Student Entrepreneurs at eStem Get Their Own Space: The Vault

by Mark Carter  on Monday, Jul. 21, 2014 8:02 am  

The Vault internal incubator for Noble Impact entrepreneurship students at eStem High School opened for the 2014-15 academic year. (Photo by Mark Carter)

Students, it could be argued, represent our most valued assets. This school year at eStem Public Charter High School in Little Rock, those assets will be kept in the Vault.

The Vault is an internal incubator for student entrepreneurs in the Noble Impact program at eStem. It is set inside what once served as the underground vault of the former Federal Reserve Bank at Third and Louisiana streets in downtown Little Rock. The building now serves students in grades 9-12 as eStem High. 
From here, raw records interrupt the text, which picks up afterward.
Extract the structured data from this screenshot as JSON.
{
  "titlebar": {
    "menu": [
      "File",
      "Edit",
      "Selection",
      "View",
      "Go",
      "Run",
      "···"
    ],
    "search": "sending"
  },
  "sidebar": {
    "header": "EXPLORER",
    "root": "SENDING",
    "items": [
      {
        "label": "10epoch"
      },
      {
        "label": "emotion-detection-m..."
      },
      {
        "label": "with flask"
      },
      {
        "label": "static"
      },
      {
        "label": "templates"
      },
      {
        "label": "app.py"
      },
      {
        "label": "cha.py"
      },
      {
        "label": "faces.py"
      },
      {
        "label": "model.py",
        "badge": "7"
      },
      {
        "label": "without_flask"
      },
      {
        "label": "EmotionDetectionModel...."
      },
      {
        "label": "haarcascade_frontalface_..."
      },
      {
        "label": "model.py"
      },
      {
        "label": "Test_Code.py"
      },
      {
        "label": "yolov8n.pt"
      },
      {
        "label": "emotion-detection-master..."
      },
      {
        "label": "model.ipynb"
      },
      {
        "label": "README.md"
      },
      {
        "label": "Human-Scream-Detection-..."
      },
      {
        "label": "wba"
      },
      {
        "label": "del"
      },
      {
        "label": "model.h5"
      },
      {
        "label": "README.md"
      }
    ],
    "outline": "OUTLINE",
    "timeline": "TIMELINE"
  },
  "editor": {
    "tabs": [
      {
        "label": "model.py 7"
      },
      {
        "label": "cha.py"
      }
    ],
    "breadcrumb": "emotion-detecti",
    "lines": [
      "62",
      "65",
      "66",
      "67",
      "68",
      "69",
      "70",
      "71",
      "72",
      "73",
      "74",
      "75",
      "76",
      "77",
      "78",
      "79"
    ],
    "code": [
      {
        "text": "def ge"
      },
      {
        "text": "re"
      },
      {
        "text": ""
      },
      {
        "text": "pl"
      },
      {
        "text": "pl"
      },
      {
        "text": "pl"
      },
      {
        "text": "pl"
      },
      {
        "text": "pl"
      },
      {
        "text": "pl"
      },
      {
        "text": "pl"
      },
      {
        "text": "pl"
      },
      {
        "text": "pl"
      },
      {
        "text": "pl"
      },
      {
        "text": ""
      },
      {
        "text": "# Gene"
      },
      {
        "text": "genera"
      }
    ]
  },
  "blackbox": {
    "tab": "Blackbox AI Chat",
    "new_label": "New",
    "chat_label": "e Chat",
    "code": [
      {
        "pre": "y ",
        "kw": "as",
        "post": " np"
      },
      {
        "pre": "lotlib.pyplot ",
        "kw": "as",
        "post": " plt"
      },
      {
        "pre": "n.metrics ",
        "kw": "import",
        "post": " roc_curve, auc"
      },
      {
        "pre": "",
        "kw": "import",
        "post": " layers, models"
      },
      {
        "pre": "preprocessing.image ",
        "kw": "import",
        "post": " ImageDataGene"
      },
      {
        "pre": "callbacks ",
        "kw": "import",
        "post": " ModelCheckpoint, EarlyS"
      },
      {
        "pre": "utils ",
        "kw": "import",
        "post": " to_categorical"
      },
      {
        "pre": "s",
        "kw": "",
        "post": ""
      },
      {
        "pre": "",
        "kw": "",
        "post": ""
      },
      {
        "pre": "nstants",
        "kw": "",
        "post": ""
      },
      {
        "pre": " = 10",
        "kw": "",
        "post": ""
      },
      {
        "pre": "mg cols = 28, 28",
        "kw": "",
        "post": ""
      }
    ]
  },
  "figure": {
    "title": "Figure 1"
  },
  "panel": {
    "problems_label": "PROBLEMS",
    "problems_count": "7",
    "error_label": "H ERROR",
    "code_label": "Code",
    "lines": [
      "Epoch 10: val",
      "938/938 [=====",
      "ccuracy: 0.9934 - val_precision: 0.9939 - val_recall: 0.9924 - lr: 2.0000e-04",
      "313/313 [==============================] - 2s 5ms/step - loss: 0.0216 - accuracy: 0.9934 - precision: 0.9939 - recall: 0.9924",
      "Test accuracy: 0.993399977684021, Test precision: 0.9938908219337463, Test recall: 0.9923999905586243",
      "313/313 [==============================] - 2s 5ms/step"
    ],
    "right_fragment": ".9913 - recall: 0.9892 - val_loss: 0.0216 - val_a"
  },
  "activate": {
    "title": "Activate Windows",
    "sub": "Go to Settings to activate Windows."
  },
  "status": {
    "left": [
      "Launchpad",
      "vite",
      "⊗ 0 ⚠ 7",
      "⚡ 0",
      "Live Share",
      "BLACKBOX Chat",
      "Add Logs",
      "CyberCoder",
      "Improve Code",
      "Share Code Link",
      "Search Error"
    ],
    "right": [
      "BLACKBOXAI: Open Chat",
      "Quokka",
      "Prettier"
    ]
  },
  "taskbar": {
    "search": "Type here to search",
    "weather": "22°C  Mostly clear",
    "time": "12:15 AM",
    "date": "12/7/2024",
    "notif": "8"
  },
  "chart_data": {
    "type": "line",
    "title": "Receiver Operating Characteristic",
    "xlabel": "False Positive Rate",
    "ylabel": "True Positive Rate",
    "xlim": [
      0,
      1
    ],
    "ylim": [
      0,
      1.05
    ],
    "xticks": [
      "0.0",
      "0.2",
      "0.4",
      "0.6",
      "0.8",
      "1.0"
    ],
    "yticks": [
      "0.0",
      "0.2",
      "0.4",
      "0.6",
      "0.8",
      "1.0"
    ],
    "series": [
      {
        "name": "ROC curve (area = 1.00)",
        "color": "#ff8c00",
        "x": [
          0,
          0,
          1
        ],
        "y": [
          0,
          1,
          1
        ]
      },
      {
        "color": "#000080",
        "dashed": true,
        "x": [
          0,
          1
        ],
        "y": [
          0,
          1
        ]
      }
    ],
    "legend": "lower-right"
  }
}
Noble Impact is a nonprofit that introduced its public-service focused, student-entrepreneurship program to eStem last year. It was made an official part of the school's high-school cirriculum for the 2014-15 academic year, which for eStem students began last week.

Beginning this school year, the "Noble 101" class is required for eStem sophomores while "Noble 201" is available for rising juniors and seniors who participated in the inaugural Noble class last school year. Eventually, Noble co-founder Chad Williamson, who leads the program at eStem, hopes to offer an introductory course for freshmen and an advanced course for seniors that would entail internships at local businesses.

Noble 201 will function more like a startup accelerator, Williamson said, and interested students coming out of Noble 101 will have to apply for admission into the second-level class. 

Williamson teaches six sections from the Vault, five Noble 101 classes and one Noble 201 class.

This past spring, Noble introduced a sample of its program over two weeks to eStem third graders, housed across the street from the high school in the former Arkansas Gazette building. Williamson hopes to make that a permanent component to the program. 

Meanwhile, the Vault will serve as Noble students' entrepreneurship lab at eStem. At about 1,000-SF, it looks exactly like what was built to be: a vault.

Williamson wants to let students' creativity and innovation guide its transformation over the course of the school year. He wants students to "think out of the box and into the vault." 

Students' first project will be a design competition for the space. 

"Right now, it's just a work space," Williamson said. "We want to give it to the students and make it a collective space. For this design challenge, they'll pitch their ideas and explain why their design is better. I want an internal conversation about innovation and education."

Williamson said innovation takes training just like any sport, and the training Noble students receive will focus on public service. The goal is for Noble Impact students to set themselves up for personal success, but also for public service.